La vacuité des sanctions

 

Démonté, l’appareil a livré une partie de ses secrets. Sa puce est identifiée comme étant produite par Semiconductor Manufacturing International Corp (SMIC), l’une des principales fonderies chinoises. Compatible avec la 6G, il pourrait même se connecter par satellite, en utilisant ceux que la Chine a mis dans l’espace. On croyait la Chine à genoux, elle s’est spectaculairement redressée. La stupeur passée, les observateurs observent la suite de la mise en vente du Mate 60 Pro. Son achat en Chine est aussi une question de fierté nationale et de nationalisme ; un moyen de montrer sa puissance face aux États-Unis.

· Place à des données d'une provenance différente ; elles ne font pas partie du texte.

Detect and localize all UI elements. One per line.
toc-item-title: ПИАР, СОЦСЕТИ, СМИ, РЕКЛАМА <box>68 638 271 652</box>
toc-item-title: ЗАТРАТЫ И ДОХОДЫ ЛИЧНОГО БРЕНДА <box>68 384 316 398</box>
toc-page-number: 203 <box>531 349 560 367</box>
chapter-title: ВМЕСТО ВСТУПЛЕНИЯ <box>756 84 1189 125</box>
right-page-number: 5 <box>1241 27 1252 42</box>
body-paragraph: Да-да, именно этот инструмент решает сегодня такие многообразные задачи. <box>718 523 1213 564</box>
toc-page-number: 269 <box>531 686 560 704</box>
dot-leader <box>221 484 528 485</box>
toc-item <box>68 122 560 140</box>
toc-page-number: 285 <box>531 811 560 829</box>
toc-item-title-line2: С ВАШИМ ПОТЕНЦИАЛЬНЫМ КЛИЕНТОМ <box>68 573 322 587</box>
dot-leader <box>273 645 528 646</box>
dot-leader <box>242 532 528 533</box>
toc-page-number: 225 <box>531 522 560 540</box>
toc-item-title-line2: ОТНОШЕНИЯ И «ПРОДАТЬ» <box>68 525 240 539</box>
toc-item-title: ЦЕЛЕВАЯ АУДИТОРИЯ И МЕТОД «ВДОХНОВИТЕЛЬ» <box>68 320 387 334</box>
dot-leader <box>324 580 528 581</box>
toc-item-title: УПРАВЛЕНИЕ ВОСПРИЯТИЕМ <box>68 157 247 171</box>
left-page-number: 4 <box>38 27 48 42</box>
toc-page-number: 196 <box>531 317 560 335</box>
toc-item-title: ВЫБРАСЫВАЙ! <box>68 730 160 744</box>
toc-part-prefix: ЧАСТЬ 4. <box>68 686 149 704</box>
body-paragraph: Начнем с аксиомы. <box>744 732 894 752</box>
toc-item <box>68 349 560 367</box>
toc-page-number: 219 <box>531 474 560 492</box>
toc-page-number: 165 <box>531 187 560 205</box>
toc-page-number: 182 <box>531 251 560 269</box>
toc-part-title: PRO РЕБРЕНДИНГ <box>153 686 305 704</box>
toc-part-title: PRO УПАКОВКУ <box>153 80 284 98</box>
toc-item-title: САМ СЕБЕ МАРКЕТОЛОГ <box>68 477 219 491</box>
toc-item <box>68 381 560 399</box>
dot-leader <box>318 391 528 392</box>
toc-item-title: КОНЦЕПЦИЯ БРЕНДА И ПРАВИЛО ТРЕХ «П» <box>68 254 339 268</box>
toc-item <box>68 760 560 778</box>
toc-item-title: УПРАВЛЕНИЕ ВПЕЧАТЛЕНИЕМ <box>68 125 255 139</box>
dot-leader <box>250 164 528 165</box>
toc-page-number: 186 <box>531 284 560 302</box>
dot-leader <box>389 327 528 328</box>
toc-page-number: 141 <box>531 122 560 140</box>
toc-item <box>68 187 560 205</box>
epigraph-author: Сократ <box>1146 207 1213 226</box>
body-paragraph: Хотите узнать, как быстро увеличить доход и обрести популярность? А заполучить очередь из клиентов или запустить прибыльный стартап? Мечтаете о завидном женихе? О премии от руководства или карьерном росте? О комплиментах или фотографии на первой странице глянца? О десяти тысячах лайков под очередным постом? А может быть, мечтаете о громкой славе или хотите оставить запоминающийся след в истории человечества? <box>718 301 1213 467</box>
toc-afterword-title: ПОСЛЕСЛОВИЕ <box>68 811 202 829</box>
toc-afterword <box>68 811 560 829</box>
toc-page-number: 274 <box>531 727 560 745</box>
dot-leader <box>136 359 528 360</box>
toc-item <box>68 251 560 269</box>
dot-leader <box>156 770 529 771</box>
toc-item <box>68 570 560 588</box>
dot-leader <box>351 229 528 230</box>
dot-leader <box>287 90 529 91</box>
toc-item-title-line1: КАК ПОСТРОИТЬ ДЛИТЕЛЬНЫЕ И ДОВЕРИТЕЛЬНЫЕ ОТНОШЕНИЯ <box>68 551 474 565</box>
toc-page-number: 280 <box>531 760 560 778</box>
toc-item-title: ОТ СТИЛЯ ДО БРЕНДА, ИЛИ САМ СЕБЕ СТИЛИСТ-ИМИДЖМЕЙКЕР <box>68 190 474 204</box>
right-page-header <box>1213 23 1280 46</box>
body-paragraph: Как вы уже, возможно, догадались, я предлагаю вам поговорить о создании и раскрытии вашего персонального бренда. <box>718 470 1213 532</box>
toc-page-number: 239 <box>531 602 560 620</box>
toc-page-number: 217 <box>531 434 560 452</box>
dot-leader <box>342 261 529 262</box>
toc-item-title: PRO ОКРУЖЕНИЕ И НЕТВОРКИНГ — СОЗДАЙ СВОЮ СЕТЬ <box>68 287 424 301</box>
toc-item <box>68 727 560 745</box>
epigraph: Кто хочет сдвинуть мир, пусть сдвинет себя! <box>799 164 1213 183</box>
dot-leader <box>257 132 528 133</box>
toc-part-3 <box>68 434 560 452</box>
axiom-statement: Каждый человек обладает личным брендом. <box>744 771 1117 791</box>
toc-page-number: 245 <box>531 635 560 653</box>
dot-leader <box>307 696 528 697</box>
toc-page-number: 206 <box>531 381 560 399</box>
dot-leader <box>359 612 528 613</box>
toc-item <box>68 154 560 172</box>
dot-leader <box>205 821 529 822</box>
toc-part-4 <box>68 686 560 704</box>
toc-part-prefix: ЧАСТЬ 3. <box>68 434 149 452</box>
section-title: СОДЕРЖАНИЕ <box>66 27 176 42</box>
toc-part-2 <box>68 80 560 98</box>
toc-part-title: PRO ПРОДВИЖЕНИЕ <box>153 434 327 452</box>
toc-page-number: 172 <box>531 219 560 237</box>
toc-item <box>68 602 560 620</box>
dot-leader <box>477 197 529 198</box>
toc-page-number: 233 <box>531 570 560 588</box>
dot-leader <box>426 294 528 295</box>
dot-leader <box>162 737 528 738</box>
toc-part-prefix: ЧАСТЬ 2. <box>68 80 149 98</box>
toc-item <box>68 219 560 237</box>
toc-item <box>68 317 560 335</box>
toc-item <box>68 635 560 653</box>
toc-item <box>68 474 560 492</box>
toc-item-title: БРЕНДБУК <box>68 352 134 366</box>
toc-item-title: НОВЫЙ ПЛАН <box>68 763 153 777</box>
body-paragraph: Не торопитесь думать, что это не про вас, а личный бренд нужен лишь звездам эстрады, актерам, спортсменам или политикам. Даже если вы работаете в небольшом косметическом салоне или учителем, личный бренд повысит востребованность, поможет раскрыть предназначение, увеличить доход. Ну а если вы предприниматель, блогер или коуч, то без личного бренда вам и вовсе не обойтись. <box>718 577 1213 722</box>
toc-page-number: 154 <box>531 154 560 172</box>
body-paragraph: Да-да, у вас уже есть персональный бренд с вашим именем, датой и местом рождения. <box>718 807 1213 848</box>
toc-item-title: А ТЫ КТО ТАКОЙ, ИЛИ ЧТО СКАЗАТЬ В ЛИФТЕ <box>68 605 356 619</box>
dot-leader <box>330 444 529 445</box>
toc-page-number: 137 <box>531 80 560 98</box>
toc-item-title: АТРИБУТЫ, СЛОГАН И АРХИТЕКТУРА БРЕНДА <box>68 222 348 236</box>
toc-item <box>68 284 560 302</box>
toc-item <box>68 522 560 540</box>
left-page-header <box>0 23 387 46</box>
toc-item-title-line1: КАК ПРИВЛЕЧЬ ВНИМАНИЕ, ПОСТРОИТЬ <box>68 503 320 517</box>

La Corée a Samsung, les États-Unis ont Apple et la Chine Huawei. Dans le combat technologique d’aujourd’hui, le smartphone est tout autant un objet de communication qu’un symbole d’indépendance et de grandeur sur la scène mondiale. Une arme psychologique et culturelle que la Chine a dégainée en cette rentrée 2023 pour rappeler qu’il faudra plus que jamais compter avec elle. En géopolitique, les symboles sont essentiels. Autrefois, on envoyait un Spoutnik dans l’espace, aujourd’hui on dispose un smartphone dans un magasin de Shenzhen.

Avec ce smartphone, la Chine a pris date pour le futur. Elle démontre que son outil industriel est opérationnel, en dépit des sanctions américaines, et qu’elle continue de faire jeu égal avec son concurrent. Un avertissement pour l’Amérique et pour l’Asie, et une grosse frayeur pour Taïwan.